Survivor Edward Mosberg awarded 'Order of Merit' from Poland

On eve of Holocaust memorial day, US citizen and Holocaust survivor Edward Mosberg bestowed ‘Order of Merit’ from the President of Poland.

Arutz Sheva Staff,

Mosberg receiving Order of Merit
Mosberg receiving Order of Merit
Llion Roberts

On the eve of Yom HaShoah - Holocaust memorial day, United States Citizen and Holocaust Survivor Edward Mosberg was bestowed the ‘Order of Merit’ from the President of Poland.

In a moving ceremony this afternoon in the Krakow City Hall, Under Secretary of State of State for the Republic of Poland Wojciech Kolarski, bestowed the honor ‘Order of Merit’ to Holocaust Survivor Edward Mosberg. In attendance was Cantor Shai Abramson with choir master Ofir Sobol who performed two special songs from the book of psalms and former manager of the Israeli National Soccer team and Chelsea soccer club Mr. Avram Grant.

In his speech prior to awarding Mr. Mosberg, under secretary Kolarski said “It is my honor on behalf of the President of Poland to come to Krakow today, the city of your birth, the city that unites us as Poles and Jews to give you this special award, for all you do in promoting Holocaust education and your tireless work in building relations between Poles and Jews.”

After receiving the award Mr. Mosberg said “I never expected or dreamed of receiving such a honor, I don’t do what I do to be recognized, I do what I do, to make sure the truth is told, to make sure that the younger generations know and understand what our past was, that we never forget that the blame for the Holocaust is on the German nation, who without them voting for Hilter and supporting the German Nazi Party, none of this would have ever happened.’ he added, “We must be truthful when it comes to the past, we must be so careful, because every mistake or untruth that is told, denies the basic facts of the Holocaust. The recent troubles between Poland and Israel upset me deeply, our two nations were the biggest victims of the German Nazi regime, whilst we cannot and must not forget the bad things that happened, and they did, there were bad people who did bad things, we should also remember the good! we should never forget the Polish heroes, so many of whom we will never know their names.”

Jonny Daniels, Founder of ‘From The Depths’ a foundation run entirely by millennials dealing with Holocaust Education who was present at the event said, “It was truly an honor to see Mr. Mosberg being recognized, he is so deserved of such accolades, at 93 years old his energy and fight is something inspirational for us all. It is our job to make sure that stories such as his and other survivors is never forgotten.

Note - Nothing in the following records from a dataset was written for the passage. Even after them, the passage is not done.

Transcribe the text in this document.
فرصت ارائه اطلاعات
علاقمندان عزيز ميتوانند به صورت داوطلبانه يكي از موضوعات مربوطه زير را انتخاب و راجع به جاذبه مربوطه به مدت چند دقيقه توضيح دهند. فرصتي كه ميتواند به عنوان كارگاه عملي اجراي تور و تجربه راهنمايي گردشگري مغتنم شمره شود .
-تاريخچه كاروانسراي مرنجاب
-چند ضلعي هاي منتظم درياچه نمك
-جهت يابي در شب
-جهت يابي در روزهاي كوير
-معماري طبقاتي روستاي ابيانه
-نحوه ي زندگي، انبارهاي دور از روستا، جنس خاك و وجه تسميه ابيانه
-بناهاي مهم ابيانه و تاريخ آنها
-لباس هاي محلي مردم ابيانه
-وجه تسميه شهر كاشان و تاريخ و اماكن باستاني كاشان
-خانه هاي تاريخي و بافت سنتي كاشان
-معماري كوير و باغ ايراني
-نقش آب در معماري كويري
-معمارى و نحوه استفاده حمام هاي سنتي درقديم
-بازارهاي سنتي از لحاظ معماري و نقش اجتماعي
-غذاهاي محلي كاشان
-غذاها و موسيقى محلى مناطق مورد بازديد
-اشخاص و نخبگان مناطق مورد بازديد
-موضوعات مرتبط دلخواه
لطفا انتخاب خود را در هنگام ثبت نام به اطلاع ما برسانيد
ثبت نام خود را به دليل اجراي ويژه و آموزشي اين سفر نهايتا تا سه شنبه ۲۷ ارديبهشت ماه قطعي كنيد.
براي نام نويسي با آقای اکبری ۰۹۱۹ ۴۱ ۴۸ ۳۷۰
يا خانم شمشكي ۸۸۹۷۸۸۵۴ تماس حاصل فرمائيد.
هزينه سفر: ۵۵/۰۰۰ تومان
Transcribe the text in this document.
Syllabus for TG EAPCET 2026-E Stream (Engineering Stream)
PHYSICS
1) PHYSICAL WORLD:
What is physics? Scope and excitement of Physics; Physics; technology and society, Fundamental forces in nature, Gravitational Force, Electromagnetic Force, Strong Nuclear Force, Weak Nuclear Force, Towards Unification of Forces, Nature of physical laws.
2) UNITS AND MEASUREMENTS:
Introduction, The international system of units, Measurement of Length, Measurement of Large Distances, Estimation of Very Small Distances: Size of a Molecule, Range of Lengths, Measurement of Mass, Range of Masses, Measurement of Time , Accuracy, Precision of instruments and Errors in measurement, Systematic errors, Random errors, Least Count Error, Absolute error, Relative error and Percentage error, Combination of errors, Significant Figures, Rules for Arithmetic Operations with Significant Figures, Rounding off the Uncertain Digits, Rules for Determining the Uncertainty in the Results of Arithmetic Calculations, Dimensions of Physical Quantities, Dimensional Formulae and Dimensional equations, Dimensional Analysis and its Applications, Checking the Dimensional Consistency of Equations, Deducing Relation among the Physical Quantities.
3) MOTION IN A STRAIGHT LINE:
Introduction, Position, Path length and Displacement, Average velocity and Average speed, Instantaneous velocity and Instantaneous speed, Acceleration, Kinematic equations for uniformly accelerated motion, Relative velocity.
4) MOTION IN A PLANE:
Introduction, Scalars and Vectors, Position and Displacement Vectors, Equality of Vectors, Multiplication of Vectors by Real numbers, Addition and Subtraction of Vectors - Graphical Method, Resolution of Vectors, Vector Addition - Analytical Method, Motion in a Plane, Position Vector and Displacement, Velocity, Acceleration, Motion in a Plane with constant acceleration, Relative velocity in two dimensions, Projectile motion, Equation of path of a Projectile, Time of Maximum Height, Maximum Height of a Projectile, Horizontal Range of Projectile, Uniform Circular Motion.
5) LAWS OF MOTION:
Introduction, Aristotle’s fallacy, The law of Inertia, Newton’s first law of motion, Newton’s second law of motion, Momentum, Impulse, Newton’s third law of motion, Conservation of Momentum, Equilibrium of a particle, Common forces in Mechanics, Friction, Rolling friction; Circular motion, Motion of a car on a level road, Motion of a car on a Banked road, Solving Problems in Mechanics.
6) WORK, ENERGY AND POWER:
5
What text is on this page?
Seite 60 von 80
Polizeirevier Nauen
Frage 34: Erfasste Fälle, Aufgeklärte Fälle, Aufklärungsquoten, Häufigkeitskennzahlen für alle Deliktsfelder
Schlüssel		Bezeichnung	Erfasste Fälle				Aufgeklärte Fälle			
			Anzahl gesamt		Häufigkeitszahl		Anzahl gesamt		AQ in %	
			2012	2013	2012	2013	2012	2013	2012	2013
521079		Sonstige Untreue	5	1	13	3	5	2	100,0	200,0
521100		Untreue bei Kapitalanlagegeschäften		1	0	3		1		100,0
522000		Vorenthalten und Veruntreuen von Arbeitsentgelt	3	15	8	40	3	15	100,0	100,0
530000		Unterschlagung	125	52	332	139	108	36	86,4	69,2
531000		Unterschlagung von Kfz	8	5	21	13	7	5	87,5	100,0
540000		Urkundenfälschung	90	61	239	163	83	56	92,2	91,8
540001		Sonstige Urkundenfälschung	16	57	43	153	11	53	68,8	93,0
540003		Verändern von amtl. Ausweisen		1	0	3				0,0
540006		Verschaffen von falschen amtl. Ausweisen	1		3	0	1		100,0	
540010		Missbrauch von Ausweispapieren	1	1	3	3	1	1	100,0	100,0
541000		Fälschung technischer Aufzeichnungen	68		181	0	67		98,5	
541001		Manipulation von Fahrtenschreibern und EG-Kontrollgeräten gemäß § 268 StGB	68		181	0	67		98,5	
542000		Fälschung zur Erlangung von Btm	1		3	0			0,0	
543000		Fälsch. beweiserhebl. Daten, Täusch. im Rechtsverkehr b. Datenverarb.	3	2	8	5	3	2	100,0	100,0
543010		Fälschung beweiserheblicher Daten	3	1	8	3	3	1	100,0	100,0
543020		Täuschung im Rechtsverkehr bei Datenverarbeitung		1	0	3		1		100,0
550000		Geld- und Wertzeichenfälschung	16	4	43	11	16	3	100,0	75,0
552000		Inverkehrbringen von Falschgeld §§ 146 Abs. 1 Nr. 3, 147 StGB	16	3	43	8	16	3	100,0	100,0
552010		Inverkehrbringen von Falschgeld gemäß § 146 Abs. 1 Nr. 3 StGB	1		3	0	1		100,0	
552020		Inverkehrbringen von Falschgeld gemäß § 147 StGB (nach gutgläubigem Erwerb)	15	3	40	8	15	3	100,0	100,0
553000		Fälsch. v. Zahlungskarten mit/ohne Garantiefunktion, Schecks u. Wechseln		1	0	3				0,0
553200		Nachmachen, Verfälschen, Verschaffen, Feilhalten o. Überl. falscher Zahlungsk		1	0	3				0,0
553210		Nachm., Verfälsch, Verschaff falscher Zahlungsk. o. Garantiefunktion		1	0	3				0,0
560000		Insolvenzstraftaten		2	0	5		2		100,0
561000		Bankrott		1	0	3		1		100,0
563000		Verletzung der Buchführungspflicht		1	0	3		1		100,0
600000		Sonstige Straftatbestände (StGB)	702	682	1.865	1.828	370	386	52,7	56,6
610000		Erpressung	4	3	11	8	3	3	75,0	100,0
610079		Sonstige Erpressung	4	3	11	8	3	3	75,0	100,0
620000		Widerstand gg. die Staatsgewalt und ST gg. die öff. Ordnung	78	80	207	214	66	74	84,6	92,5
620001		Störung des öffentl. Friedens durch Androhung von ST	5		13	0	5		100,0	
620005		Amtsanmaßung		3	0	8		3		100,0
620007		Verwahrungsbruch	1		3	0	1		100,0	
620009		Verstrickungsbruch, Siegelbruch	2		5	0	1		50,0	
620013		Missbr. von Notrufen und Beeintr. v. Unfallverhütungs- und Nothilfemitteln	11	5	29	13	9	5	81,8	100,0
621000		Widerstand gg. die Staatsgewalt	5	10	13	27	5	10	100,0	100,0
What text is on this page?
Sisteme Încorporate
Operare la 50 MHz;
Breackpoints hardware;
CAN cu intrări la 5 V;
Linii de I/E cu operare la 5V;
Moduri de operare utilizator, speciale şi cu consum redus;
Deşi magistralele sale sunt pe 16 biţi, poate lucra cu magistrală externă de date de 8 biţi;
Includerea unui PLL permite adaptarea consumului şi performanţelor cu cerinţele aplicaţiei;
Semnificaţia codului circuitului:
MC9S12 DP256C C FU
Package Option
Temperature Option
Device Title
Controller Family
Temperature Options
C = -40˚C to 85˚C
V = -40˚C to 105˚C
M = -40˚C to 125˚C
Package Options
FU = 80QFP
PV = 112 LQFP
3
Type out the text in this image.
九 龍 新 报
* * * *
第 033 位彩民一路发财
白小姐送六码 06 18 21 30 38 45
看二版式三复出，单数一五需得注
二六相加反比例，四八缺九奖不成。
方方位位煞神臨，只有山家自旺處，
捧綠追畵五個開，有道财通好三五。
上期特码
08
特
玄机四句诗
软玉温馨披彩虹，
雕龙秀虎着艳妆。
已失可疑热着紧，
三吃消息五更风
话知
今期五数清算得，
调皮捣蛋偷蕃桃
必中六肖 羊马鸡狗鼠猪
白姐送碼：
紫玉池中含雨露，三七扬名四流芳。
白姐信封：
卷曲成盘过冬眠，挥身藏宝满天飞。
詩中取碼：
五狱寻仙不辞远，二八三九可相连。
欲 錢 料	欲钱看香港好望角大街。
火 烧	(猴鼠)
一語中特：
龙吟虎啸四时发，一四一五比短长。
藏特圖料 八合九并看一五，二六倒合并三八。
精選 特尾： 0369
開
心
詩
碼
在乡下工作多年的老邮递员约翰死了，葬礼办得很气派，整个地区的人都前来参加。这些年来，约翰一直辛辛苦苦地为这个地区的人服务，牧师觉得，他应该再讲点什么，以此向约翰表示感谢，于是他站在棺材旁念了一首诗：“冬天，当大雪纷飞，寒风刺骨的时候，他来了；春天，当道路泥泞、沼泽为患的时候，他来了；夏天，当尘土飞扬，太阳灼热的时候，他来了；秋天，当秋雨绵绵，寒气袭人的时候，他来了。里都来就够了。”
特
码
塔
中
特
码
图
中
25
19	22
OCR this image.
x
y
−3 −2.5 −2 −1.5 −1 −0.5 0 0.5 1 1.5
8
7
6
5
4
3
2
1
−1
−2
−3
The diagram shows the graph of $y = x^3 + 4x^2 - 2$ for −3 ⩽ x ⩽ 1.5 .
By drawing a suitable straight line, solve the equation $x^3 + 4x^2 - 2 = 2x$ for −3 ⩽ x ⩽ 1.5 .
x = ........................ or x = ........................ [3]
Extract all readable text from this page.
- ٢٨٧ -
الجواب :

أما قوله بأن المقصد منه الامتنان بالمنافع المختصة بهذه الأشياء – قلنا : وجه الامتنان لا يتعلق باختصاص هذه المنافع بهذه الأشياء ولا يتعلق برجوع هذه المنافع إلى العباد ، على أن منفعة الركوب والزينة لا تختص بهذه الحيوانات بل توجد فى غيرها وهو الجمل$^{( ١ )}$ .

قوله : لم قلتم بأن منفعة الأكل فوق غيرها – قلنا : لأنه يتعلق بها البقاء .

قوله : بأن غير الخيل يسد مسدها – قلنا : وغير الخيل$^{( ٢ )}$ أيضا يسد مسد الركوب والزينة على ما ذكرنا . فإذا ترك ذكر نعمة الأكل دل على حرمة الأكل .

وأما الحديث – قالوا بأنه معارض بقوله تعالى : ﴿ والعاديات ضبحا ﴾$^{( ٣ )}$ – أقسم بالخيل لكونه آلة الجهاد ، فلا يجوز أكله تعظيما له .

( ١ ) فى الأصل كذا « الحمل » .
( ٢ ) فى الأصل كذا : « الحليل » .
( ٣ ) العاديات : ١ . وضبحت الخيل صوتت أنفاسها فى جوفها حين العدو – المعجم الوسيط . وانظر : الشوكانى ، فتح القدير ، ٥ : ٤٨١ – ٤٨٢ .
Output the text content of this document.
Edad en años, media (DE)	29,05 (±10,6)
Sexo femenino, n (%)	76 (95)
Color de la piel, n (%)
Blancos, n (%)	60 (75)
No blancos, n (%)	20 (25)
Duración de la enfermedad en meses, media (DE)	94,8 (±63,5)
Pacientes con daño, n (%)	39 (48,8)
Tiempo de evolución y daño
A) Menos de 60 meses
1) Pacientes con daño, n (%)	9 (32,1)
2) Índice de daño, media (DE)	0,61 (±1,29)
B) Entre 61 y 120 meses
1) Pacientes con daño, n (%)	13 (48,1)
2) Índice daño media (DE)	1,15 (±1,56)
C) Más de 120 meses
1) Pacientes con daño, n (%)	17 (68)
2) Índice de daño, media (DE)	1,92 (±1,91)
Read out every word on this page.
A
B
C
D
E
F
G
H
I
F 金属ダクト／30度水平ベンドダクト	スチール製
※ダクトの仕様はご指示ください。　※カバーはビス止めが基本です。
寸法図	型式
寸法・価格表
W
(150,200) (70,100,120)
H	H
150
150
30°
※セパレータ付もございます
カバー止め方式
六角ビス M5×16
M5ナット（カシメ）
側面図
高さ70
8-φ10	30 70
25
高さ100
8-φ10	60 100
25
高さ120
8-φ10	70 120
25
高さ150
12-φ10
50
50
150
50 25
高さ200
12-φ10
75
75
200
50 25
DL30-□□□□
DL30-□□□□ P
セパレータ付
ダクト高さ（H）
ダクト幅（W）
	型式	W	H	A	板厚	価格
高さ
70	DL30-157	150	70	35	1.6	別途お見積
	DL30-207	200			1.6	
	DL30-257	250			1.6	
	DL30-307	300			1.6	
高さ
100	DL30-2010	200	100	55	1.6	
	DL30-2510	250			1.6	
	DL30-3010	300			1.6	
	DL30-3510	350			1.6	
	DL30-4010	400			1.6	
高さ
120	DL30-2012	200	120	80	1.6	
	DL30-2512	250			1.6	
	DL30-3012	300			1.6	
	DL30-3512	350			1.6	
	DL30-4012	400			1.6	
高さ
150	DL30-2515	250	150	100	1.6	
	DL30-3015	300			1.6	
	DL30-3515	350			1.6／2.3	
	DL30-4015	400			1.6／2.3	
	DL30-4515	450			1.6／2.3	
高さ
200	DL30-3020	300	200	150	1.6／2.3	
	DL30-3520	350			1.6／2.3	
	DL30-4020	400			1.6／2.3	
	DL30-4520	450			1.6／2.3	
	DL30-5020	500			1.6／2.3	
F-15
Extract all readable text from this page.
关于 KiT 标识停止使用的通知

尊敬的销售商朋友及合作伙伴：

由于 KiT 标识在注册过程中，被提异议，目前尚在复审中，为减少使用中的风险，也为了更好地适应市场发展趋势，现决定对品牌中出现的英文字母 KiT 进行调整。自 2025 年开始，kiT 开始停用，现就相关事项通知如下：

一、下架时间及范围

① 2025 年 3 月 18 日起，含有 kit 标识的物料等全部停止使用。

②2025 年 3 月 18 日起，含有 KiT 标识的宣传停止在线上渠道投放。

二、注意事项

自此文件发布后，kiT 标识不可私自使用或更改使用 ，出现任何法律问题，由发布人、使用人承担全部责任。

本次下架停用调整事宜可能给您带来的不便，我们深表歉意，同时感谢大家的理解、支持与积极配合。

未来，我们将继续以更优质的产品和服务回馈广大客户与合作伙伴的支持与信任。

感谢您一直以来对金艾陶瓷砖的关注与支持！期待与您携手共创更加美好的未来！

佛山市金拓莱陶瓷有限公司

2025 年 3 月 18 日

Holocaust survivor Edward Mosberg (93) was born in Krakow and currently lives in New Jersey. He contributed to the deepening of dialogue between Jews and Poles, and tirelessly worked to promote education about the Holocaust around the world. Edward Mosberg is one of the last survivors who survived Płaszów and Mathausen. At the time when World War II broke out, Mosberg was 13 years old. In 1941, his family was sent to the ghetto in Krakow, and even before that his father was captured and hearing about him was lost. In 1943, the ghetto was "liquidated"; his mother went to Auschwitz, where she was murdered. The children were sent to Plaszow, and from there to numerous German Nazi concentration camps, including Mathausen. He fought with tuberculosis for many months in an Italian sanatorium. In spite of everything, 19-year-old swore to live a full life - again he made contact with Cesia Storch, a girl from Krakow who lived in camp barracks with his sisters. With only 7th grade and 10 dollars in his pocket in 1951, Edward arrived in New York with his new fiancé, living in Harlem with their 18-month-old daughter (later they had three daughters and six grandchildren). Mosberg was employed in three different places at the same time, including he sutured pocket books, earning 50 cents an hour before he was successful in the development industry. Today, Edward speaks throughout the world, educating and nurturing the memory of the Holocaust.